How to quash in itself feeling of rage or anger on the child?
- of Tan 12. 03. 99 0:48:58
How to quash in itself feeling of rage or anger on the child? How not to show the irritation?
- Maria M. 12. 03. 99 11:08:29 Tan`s
, and how many to your child and what causes in you such feelings? In principle, each child is sometimes “intolerable“, however most often he does it not purposely at all not because wants to finish you. Depending on age of the child reaction of mother can be the most different. For the child is more senior trezkh than years sometimes it is useful that mother on the contrary did not hide the irritation, and found a way to express it and to show to the kid that his behavior very much upsets mother. For the child from 1 - oho years to 3 - ekh, little “monkey“ who copies all nuances of behavior of parents the behavior of mother has to be faultless therefore in the desperate and irritating situations the best exit will be - to burst into tears! This behavior is clear to the child and will even puzzle him - what mother is so upset with, can be sense and will not be - the child can not draw conclusions, but mother at the same time will splash out the emotions and will be able to arrive further more soberly, at the same time without setting to the kid of a bad example (shout or flash of rage). Any behavior of the child is younger than one year, usually opravdvno his requirements therefore mother usually is angry from the neumenya to understand or inabilities to help. Of course, from it it is not easier. Therefore will be - to be switched by the best exit. Come to time from the room, go to kitchen, drink a tea, calm down, and then come back. It is useful to hand over for 15 - 30 minutes the baby on hands to relatives and in general to leave the house - to vanish. If it is temporarily impossible - try not to accumulate irritation, and to state it aloud with a lovely smile while something occurs. The child of this age reacts first of all to intonation and a look, but not to contents of the speech. Therefore children perfectly fall asleep under a lovely lullaby “To Bai - bayushka to Bai! Do not shout, and that I will kill!“ . This lovely song is given as an example of a maternal discharge by the famous children`s psychologist D. V. Vinnikott in the book “Small children and their mothers“. And mother - spoke, and the child fell asleep. Try! I wish success. The psychologist - M.`s
- Rimma 15. 03. 99 1:07:34
A in any way. Why to suppress? All the same will pour out and when also an occasion - that any (clear for the kid) is not.
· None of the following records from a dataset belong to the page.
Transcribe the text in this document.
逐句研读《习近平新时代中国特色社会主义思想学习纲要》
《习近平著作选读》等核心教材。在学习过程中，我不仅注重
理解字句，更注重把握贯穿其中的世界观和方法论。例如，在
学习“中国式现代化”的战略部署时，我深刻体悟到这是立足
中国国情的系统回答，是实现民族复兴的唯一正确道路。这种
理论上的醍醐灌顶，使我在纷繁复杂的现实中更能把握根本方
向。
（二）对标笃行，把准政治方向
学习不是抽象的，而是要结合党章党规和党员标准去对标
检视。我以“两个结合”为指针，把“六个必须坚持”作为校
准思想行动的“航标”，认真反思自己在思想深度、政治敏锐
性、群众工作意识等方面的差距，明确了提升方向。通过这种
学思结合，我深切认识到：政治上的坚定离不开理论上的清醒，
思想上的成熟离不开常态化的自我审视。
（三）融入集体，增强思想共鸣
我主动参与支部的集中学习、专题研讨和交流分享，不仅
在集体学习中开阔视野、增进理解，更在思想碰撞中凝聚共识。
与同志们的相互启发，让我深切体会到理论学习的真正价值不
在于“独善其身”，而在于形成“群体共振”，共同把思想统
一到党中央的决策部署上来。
If made that not so, and to you is not pleasant - is bad to shout, of course, and to beat disgustingly, but here you can state it all - and even on intonation the kid at any age will understand you. I too not from quiet and impenetrable mothers, have also a rough time - especially in the beginning, and then found some level when my irritation and to the child is visible, and does not oskorbyat it. For example, in due time the scattered toys wildly enraged me... And then saw with what complacency the assistant to the teacher in Dankiny kindergarten brings together them (goes since seven months), and thought: “really I love the son less, than this foreign girl? “Also calmed down once and for all. Try to eliminate a pressure in yourself, but not in the child. Most often that your irritation against it is covered in you, but not in it. It you cannot bear something, so? And he sees, than you can be “finished“. And as a result all wrong way - instead of offense he receives the weapon against you. which will manage to use. But also do not allow it to check you “for durability“, without reacting at all. Try to bring closer the reactions to adequate as much as possible. Difficult, who argues. Perhaps, you will be able to be helped by the skilled psychologist, perhaps, you should read good literature on children - since Spock and finishing with all what Moshkov has in library... If it is absolutely thin - write, we will talk. Rimma.